Było to dlań miłą odmianą, a Allison nie zamierzała tego zmieniać, gdyż dzięki temu miała ułatwione zadanie. Popijając drobnymi łyczkami herbatę, przetrawiła uzyskane właśnie informacje i dokonała stosownych zmian w strategii prowadzenia merytorycznej części rozmowy. Założyła bowiem błędnie, że wielebny jest odporny na nowe idee, by nie rzec nieco ciężko myślący. Tymczasem okazało się, że umysł ma bystry, a reszta była błędnym wnioskiem wynikającym z niedokładnych informacji. Otóż wielebny słynął z braku cierpliwości do durniów, bez względu na to, kim ci durnie byli.
Uporządkowała plany, odstawiła spodek z filiżanką i sięgnęła po niewielką walizeczkę, którą ze sobą przyniosła, i postawiła obok fotela.

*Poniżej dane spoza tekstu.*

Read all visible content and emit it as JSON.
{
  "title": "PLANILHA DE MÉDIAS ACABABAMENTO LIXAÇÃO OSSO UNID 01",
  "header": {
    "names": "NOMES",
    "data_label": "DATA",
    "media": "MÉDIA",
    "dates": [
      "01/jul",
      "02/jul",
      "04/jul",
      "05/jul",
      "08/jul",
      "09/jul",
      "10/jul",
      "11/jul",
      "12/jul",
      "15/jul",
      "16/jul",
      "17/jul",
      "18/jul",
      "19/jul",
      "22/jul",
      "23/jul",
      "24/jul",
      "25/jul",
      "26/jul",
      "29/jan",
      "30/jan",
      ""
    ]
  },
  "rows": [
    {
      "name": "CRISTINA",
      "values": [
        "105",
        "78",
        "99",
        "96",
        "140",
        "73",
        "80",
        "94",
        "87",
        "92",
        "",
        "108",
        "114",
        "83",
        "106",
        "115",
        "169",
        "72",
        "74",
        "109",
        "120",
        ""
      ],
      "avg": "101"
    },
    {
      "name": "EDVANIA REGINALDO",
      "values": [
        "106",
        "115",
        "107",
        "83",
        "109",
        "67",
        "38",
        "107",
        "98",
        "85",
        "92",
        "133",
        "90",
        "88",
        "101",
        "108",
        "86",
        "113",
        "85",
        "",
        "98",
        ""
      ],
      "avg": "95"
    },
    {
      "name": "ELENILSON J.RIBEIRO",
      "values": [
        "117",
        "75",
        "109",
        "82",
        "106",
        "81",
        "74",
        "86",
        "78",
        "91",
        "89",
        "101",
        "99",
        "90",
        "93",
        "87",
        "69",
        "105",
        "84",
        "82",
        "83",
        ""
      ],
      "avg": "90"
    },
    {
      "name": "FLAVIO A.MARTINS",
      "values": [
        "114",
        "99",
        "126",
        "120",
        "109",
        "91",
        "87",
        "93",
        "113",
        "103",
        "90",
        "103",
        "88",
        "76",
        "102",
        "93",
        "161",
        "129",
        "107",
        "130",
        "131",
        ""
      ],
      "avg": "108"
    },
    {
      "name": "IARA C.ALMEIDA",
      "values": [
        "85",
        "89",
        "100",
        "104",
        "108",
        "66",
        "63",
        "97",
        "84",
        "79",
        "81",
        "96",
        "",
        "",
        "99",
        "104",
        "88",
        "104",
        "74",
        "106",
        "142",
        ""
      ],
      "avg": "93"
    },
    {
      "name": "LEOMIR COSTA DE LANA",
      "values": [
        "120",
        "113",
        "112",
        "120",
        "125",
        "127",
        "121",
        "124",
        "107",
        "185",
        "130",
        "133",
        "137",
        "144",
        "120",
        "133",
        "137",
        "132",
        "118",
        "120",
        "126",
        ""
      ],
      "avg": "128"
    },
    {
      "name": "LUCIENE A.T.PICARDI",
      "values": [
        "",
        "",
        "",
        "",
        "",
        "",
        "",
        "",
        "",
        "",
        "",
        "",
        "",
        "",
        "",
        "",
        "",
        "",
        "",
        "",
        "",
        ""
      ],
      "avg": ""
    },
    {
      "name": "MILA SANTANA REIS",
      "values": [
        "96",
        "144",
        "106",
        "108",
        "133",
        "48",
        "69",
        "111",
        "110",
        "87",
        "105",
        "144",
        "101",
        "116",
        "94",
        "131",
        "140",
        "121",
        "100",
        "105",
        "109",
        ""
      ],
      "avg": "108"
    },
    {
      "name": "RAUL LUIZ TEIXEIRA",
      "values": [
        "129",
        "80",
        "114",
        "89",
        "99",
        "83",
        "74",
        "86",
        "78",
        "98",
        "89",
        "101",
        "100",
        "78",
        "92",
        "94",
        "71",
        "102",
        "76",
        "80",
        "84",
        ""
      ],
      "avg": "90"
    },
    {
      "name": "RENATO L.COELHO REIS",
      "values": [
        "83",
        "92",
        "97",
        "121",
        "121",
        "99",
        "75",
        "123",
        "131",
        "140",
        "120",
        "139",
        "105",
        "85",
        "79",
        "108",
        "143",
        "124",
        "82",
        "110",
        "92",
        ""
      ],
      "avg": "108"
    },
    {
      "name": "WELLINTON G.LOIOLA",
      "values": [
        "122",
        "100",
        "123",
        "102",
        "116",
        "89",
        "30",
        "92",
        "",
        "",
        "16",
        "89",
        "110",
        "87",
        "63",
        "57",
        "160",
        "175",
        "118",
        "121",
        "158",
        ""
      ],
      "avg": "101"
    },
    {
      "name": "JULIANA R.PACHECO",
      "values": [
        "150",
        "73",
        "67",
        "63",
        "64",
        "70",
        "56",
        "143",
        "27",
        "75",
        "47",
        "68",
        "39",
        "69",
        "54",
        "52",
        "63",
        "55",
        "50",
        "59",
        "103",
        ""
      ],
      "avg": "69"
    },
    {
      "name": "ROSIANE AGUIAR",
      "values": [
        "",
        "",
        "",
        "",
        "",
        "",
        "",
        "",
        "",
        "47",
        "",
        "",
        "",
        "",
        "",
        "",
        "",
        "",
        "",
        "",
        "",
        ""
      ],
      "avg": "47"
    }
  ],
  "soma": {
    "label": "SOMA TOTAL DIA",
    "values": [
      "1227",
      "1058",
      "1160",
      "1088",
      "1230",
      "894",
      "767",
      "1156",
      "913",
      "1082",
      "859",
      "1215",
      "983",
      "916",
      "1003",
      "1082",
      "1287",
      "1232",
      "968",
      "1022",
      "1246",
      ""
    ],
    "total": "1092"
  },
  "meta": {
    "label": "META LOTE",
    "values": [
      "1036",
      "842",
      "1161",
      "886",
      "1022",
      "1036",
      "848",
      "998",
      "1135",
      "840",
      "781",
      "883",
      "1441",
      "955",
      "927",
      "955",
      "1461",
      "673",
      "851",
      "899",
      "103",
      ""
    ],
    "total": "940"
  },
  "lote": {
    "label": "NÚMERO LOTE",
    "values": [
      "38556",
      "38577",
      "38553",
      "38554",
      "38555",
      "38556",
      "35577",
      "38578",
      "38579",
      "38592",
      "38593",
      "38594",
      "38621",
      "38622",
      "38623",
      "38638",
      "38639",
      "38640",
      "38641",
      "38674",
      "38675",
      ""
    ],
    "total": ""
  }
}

Teraz położyła ją na kolanach i otworzyła.
— Zdaję sobie sprawę, że jest pan zajętą osobą i że wcisnął pan spotkanie ze mną w dość napięty rozkład zajęć, więc jeśli nie ma pan nic przeciwko temu, chciałabym zmarnować jak najmniej pańskiego cennego czasu i przejść do powodu, dla którego prosiłam o możliwość jak najszybszego zobaczenia się z panem — powiedziała z uśmiechem.
— Mój rozkład zajęć prawie zawsze jest napięty, milady — odparł z lekkim rozbawieniem. — Ale proszę mi wierzyć, czas spędzony z panią nigdy nie będzie dla mnie stracony.
— No proszę! Szkoda, że do Królestwa nie da się importować trochę graysońskich dobrych manier!
— Byłaby to nieuczciwa transakcja, pani — sprzeciwił się z szerokim uśmiechem. — Pani Królestwo miałoby jedynie nasze zachwyty nad pani urodą i wdziękiem, podczas gdy my dysponowalibyśmy ich obiektem we własnej osobie.
Allison roześmiała się i potrząsnęła głową. Wielebny zaś usiadł wygodniej, starannie balansując spodkiem i filiżanką. I spoważniał, uważnie obserwując, jak gość ustawia na stoliku miniaturowy holoprojektor i uaktywnia elektrokartę.
— Muszę się przyznać, że prosząc o to spotkanie, miałam pewne obawy — zagaiła poważnym i rzeczowym tonem. — Jak pan wie, od ponad sześciu standardowych miesięcy pracuję nad sporządzeniem genomu dla Graysona. Niedawno odkryłam coś, co, obawiam się, dla części mieszkańców planety może się okazać… niepokojące.
Sullivan zmarszczył krzaczaste brwi. Nie była to jednak oznaka gniewu, lecz namysłu i koncentracji.
— Zacznijmy od pytania — dodała Allison. — Co pan wie, wielebny, o genetycznym pochodzeniu mieszkańców Graysona?
— Sądzę, że niewiele więcej od przeciętnego laika — przyznał po chwili. — Nawet nasi lekarze byli w tej kwestii o kilka wieków za Królestwem. Zdawaliśmy sobie jednak sprawę z konieczności zachowywania informacji o pochodzeniu poszczególnych ludzi, by uniknąć małżeństw osób blisko spokrewnionych i związanych z tym defektów genetycznych potomstwa, dlatego rejestry takie prowadzone były od czasu założenia kolonii. Obawiam się, że poza drzewem genealogicznym i historiami chorób w rodzinie wiem niewiele.